The bill’s sponsors say it is more about defending states’ rights and sovereignty from an over-reaching federal government than about guns. "I think states have got to stand up or else most of their rights are going to be buffaloed by the administration and by Congress," said Republican Texas state Rep. Leo Berman, one of the bill’s chief sponsors. "It deals with firearms and ammunition, which raises eyebrows, but it's more of a 10th Amendment bill than a Second Amendment bill," added Andy Kuchera, his legislative director. "Sovereignty is a big issue right now."
The proposed law would do two things according to Berman: "It tests our sovereignty in relationship to the federal government, and it would attract new small gun manufacturers to the state to manufacture certain types of weapons and ammunition that are only used in intrastate commerce." He also noted that his bill is aimed at helping “mom and pop” businesses that deal with firearms, ammunition or accessories.
The text of the proposed legislation is very similar to the law passed in Montana, which takes effect October 1 of this year. The bill cites the U.S. Constitution's Ninth and 10th Amendments, which state that the enumeration of certain rights in the Constitution do not deny others retained by the people, and that those powers not delegated to the federal government are reserved by the states or the people. According to the bill: "The guaranty of those rights is a matter of contract between the state and people of Texas and the United States dating from the time Texas became a state." The bill also references the Second Amendment and the Texas Constitution which "clearly secures to Texas citizens the right to keep and bear arms."

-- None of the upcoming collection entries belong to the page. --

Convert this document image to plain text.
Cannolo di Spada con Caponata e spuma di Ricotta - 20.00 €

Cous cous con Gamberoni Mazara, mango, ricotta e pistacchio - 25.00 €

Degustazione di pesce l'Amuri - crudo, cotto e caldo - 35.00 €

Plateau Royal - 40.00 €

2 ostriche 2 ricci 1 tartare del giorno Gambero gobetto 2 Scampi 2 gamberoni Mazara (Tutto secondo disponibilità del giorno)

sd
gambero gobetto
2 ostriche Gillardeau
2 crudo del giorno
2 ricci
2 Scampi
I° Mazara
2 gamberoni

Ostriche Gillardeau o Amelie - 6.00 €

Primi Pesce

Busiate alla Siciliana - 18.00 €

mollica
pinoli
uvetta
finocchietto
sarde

If passed, the law is almost certain to end up tested in court. The U.S. Supreme Court ruled against California’s medical marijuana in 2005 claiming that since it was indistinguishable from other marijuana, the feds have the power to enforce anti-drug laws in the state. This case, however, could be different. Firearms that would fall under the proposed bill must be stamped with the words “Made in Texas,” making them easily distinguishable from other guns. Another case that has been cited as relevant to the bill is Wickard v. Filburn, where the U.S. Supreme Court ruled against a farmer who was fined for growing too much wheat. The argument was that wheat he grew and consumed himself would lead to decreased wheat sales in other states, so it falls under federal jurisdiction because of the interstate commerce clause.

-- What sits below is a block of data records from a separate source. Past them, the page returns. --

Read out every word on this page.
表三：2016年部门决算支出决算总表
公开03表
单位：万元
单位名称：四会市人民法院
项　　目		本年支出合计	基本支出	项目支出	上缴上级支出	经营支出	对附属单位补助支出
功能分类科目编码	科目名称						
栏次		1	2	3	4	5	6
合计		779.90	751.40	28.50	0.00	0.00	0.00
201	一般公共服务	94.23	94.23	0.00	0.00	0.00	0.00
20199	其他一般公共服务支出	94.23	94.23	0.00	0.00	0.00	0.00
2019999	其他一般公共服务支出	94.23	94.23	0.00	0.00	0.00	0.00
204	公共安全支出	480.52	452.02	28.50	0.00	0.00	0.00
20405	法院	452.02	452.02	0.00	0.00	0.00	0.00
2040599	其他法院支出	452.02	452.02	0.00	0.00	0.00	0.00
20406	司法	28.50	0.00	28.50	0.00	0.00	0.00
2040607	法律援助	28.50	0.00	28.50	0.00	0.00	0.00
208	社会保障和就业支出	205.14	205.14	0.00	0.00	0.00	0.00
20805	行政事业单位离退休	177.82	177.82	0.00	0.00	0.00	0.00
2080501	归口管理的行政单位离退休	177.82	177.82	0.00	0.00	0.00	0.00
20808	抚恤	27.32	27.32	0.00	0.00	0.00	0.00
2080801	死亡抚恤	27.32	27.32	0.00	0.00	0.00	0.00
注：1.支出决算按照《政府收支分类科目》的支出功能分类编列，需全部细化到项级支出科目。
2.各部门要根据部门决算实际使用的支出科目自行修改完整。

Under the proposed bill, as soon as somebody notifies the Texas Attorney General that he intends to manufacture or sell guns without a federal permit, he is required to seek a ruling from a federal court making sure it is legal. However, Montana’s law is likely to be tested before the Texas bill, which is still in the legislature. The legal battles will be waged by the Montana Shooting Sports Association, which drafted the original bill. The National Rifle Association has also expressed support for the state legislative measures, and gun supporters and champions of states’ rights have applauded the efforts across America.
Other states are also considering similar bills of their own. Tennessee, South Carolina, and Alaska have all introduced similar legislation. The House in Alaska has already given the thumbs up. Utah may do so at the next legislative session. "It is part of the populist state-sovereignty movement, the sense there is so much power in Washington," says Stephen P. Halbrook, the Virginia lawyer who successfully argued against the D.C. gun ban before the Supreme Court. "It is a grass-roots thing."
Texas has always been a fiercely independent state. Controversy erupted recently when Republican Gov. Rick Perry used the word "secession." A bill in the state’s legislature called on the federal government to “cease and desist” in imposing unconstitutional regulations on Texas citizens. Right now the bill is pending in the House Committee on Public Safety. And though the bill may not make it to a vote in this legislative session as it winds down, it has found wide support.
No matter what happens in court, these state legislatures are taking important steps to fulfill their responsibilities. States must protect the rights of their citizens — especially when the federal government refuses to do so. The interstate commerce clause has been taken to extremes by a federal government that refuses to acknowledge limits on its power despite the clearly worded contract known as the Constitution. When a party to a contract refuses to live up to its end of the deal, the other party must take steps to ensure that the contract is upheld.